Fields of Athenry
By a lonely prison wall
I heard a young girl calling,
Michael they have taken you away,
For you stole Trevelyn’s corn,
So the young might see the morn.
Now a prison ship lies waiting in the bay.
Low lie the Fields of Athenry
Where once we watched the small free birds fly.
Our love was on the wing,
We had dreams and songs to sing,
It’s so lonely round the Fields of Athenry.
By a lonely prison wall
I heard a young man calling,
Nothing matters Mary when you’re free,
Against the Famine and the Crown,
I rebelled they cut me down.
Now you must raise our child with dignity.
Refrein
By a lonely harbour wall
She watched the last star falling,
As the prison ship sailed out against the sky,
For she’ll live in hope and pray
For her love in Botany Bay.
It’s so lonely round the Fields of Athenry.
Refrein
The Galway Girl
Well, I took a stroll on the old long walk
Of a day-i-ay-i-ay
I met a little girl and we stopped to talk
Of a fine soft day-i-ay
And I ask you, friend, what’s a fella to do?
Because her hair was black and her eyes were blue
And I knew right then, I’d be taking a whirl
Around the Salthill prom with a Galway girl
We were halfway there when the rain came down
Of a day-i-ay-i-ay
She asked me up to her flat downtown
Of a fine soft day-i-ay
And I ask you, friend, what’s a fella to do?

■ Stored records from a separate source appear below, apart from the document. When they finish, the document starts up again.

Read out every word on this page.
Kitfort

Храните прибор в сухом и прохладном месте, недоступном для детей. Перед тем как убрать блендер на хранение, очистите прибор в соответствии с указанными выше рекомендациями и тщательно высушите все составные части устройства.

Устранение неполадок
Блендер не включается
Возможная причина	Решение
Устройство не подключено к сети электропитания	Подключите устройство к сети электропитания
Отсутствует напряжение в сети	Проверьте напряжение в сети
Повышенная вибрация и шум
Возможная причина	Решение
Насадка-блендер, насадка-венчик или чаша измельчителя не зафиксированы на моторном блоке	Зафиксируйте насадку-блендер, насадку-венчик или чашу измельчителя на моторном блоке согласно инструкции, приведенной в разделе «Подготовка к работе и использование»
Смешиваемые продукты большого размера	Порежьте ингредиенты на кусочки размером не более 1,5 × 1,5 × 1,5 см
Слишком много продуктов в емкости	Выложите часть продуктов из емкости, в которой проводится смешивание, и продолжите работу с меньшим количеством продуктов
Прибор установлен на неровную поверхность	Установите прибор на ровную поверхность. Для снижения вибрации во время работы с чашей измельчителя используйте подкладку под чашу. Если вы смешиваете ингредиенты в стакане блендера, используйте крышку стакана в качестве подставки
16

Because her hair was black and her eyes were blue
I took her hand and I give her a twirl
And I lost my heart to a Galway girl
When I woke up, I was all alone
With a broken heart and a ticket home
And I ask you now, tell me what would you do?
If her hair was black and her eyes were blue
‘Cause I’ve traveled around, I’ve been all over this world
Boys, I ain’t never seen nothing like a Galway girl
Cockles and mussels / Molly Malone
In Dublin’s fair city, where girls are so pretty,
I first set my eyes on sweet Molly Malone.
As she wheel’d her wheelbarrow,
thro’ streets broad and narrow,
crying: ‘Cockles and mussels, alive, alive oh’.
‘Alive, alive oh, alive, alive oh’,
crying ‘Cockles and mussels, alive, alive oh’.
She was a fishmonger, and sure ‘t was no wonder,
for so were her father and mother before.
And they each wheel’d their barrow,
thro’ streets broad and narrow,
crying: ‘Cockles and mussels, alive, alive oh’.
She died of a fever, and no one could save her,
and that was the end of sweet Molly Malone.
Her ghost wheels her barrow,
thro’ streets broad and narrow,
crying: ‘Cockles and mussels, alive, alive oh’.